Сейчас я чувствовала тяжесть ладони на своем плече. Прохладные пальцы задевали шелковое обрамление наряда, а потом скользнули выше по оголенной коже к такой чувствительной впадинке над ключицей. Воздух вокруг вдруг странным образом накалился, так, что даже стало трудно дышать.
– Но тем самым ранишь меня еще сильнее. Хочет твое второе «я» меня ненавидеть, пожалуйста, я не против. Но пусть не думает, что отвечу ему тем же. Так и передай своему зверю, что я не сдамся. Пусть рычит, ревет или что он там у тебя в голове выделывает. Не отступлю. Потому что я тебя… вас обоих, безумно люблю.

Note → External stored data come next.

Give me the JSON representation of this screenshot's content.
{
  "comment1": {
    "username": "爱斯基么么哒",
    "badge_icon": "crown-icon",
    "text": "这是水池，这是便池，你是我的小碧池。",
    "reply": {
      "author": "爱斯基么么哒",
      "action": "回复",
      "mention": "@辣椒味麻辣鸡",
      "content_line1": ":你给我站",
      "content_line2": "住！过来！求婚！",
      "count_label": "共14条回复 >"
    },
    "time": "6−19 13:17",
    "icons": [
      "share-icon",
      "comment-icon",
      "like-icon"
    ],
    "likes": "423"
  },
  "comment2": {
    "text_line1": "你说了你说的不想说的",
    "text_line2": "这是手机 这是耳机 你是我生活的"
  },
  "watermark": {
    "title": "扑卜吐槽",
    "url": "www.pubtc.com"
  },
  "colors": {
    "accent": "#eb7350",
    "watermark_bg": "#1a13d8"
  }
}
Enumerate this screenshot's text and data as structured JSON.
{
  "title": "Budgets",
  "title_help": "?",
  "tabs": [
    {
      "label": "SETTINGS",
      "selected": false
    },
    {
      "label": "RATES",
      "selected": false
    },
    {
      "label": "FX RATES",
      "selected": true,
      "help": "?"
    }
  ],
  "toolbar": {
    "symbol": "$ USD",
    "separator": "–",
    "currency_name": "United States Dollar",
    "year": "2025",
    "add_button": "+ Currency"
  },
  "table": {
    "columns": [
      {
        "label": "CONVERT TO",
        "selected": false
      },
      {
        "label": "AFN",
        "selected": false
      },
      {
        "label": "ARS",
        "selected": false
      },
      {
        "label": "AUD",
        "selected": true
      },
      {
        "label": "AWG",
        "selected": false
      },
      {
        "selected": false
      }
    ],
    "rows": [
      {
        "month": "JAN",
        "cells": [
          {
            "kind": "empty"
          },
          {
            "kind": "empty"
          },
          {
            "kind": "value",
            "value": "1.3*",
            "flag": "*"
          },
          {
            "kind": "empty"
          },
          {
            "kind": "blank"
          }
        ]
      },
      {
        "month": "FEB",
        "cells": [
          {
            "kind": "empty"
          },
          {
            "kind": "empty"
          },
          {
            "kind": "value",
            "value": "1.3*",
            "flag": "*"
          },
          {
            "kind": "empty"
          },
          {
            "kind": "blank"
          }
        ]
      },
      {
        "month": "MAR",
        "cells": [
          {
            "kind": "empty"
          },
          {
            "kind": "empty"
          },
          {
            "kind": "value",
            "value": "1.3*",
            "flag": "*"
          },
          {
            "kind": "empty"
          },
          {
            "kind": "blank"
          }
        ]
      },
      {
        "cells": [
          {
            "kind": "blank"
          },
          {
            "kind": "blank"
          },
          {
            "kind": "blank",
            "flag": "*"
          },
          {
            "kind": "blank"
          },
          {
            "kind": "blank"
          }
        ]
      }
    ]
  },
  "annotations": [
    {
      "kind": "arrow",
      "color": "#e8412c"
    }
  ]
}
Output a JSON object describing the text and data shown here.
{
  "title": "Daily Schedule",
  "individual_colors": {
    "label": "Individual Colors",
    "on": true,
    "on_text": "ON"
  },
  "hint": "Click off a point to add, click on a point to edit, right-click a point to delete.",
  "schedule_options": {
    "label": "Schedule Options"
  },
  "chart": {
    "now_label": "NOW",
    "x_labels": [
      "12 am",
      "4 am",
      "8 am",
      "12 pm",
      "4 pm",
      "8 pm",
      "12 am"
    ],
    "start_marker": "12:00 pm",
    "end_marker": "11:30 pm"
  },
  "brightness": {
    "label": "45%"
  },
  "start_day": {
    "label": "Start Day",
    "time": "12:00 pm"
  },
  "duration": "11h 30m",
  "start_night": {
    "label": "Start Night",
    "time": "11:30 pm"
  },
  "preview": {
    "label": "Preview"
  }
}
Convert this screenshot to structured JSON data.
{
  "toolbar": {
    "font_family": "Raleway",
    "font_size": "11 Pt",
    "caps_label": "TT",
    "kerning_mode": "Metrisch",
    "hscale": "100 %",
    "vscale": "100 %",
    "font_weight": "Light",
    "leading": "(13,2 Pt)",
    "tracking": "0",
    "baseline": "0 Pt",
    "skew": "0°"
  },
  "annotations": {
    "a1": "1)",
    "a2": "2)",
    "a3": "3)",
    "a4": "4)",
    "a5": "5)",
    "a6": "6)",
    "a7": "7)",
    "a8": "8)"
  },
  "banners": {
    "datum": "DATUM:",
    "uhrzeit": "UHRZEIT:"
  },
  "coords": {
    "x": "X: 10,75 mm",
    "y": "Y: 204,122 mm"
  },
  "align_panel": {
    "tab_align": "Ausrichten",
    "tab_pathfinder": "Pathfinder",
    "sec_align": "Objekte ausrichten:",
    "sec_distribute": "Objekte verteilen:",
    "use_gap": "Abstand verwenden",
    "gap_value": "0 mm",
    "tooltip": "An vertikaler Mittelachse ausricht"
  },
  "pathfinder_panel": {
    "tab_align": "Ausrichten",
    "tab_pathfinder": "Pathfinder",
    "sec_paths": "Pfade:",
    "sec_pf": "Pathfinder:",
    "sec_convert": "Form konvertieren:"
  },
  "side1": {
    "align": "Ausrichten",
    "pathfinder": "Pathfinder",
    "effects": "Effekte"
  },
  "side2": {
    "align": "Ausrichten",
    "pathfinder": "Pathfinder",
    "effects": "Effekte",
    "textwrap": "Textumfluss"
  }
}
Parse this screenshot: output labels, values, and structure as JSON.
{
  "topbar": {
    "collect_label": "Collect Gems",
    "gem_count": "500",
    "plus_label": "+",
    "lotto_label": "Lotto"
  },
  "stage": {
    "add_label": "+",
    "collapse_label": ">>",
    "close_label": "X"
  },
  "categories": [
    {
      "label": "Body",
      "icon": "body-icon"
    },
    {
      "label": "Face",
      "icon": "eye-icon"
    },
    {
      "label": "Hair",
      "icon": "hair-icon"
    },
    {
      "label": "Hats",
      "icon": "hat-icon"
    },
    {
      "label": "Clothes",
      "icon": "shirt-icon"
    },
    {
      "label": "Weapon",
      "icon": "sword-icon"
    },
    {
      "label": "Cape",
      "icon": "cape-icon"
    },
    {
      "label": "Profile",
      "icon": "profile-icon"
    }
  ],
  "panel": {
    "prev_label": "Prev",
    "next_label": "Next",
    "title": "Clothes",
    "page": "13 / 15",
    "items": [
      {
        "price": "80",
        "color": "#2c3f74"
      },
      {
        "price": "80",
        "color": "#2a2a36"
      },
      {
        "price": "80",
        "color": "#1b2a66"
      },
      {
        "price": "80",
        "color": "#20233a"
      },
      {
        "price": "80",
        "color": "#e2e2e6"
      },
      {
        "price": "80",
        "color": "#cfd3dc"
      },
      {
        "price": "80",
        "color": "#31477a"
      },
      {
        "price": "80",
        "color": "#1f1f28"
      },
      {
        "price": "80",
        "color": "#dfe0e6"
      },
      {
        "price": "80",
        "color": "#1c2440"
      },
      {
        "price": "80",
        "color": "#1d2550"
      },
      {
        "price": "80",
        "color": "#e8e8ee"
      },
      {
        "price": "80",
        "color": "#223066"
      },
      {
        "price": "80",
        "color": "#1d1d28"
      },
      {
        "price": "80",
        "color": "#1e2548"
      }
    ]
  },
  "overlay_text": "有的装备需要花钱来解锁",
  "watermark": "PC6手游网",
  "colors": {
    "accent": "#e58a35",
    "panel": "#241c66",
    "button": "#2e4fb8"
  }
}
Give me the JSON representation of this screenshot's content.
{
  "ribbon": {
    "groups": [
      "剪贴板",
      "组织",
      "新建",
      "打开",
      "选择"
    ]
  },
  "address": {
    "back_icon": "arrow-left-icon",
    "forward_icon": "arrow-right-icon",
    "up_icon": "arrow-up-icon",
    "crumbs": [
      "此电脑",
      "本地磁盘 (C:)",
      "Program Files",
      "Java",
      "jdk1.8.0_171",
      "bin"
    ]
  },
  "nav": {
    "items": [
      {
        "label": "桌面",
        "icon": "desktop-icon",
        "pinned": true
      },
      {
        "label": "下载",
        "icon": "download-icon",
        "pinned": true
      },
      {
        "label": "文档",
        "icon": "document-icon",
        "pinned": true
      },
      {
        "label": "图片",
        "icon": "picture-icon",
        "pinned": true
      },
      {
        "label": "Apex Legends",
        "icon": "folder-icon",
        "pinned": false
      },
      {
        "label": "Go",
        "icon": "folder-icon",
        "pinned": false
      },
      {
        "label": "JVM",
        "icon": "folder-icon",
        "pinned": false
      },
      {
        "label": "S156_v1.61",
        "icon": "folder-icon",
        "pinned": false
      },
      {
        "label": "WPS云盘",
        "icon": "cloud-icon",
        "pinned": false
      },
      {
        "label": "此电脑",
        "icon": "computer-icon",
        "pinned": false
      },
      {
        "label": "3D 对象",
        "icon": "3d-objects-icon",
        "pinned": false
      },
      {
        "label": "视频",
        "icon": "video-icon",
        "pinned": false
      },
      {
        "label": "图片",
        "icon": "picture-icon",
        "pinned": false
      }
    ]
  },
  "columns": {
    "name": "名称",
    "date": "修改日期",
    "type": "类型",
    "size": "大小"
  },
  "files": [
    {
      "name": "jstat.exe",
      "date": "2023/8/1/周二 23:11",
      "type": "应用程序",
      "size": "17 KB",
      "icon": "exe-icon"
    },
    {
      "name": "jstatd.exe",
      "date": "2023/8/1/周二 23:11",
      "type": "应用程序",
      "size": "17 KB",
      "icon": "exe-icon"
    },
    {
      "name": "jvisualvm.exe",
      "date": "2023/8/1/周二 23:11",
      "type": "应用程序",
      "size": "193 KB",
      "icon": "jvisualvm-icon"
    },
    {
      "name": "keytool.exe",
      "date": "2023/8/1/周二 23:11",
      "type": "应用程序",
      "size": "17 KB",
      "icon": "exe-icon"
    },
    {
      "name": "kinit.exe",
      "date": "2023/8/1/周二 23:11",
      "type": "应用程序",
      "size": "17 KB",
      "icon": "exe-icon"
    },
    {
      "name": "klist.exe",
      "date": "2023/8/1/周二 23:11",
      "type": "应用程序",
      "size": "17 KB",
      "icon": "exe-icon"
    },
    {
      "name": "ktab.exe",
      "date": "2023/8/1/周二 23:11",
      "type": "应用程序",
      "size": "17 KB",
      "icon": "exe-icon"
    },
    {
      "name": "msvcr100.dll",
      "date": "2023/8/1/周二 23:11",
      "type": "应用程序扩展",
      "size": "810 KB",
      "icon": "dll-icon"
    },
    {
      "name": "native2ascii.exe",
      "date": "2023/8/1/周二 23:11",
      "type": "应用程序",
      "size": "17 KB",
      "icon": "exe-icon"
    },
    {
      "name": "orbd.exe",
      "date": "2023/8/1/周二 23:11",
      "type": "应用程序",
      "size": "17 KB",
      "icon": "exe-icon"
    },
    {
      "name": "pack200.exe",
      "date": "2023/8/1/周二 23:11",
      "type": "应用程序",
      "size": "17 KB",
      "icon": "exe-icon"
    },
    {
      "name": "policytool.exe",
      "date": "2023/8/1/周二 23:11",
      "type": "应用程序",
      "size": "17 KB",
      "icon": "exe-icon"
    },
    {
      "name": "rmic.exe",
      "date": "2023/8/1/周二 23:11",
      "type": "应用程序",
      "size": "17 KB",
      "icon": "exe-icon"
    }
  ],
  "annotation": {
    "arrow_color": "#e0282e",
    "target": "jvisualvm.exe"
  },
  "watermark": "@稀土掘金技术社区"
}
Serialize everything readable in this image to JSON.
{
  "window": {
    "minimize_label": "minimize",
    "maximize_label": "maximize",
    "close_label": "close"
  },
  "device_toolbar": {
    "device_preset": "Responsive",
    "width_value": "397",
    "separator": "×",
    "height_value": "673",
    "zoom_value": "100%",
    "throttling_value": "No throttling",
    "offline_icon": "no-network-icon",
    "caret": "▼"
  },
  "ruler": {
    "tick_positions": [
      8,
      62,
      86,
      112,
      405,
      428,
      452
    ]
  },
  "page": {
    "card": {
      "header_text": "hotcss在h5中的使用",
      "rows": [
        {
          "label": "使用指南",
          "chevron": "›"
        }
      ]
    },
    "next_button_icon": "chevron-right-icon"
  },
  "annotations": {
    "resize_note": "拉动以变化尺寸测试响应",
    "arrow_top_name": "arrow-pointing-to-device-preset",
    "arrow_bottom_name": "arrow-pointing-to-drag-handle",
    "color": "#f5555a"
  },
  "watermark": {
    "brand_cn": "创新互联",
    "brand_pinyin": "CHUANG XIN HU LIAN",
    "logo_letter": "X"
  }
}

Мое собственное признание показалось мне куда более проникновенным. На пятерочку. Может, с минусом, потому что сказано было дрогнувшим от волнения голосом.
Зато искренне.
– Отпусти его, Скальде. Отпусти себя. Позволь любить вас обоих. Узнать лучше его и тебя.
– Ты не понимаешь, о чем просишь.
Он попробовал отойти, вновь выстроить между нами стену, но я не позволила. Удержала за руку, вцепилась в его рубашку.
– Он выбрал меня, а значит, не сделает мне больно. Я в этом уверена. И ты не бойся.
– Аня, – простонал сквозь зубы.
– Перестань с собой бороться. И со мной тоже, – закончила еле слышно.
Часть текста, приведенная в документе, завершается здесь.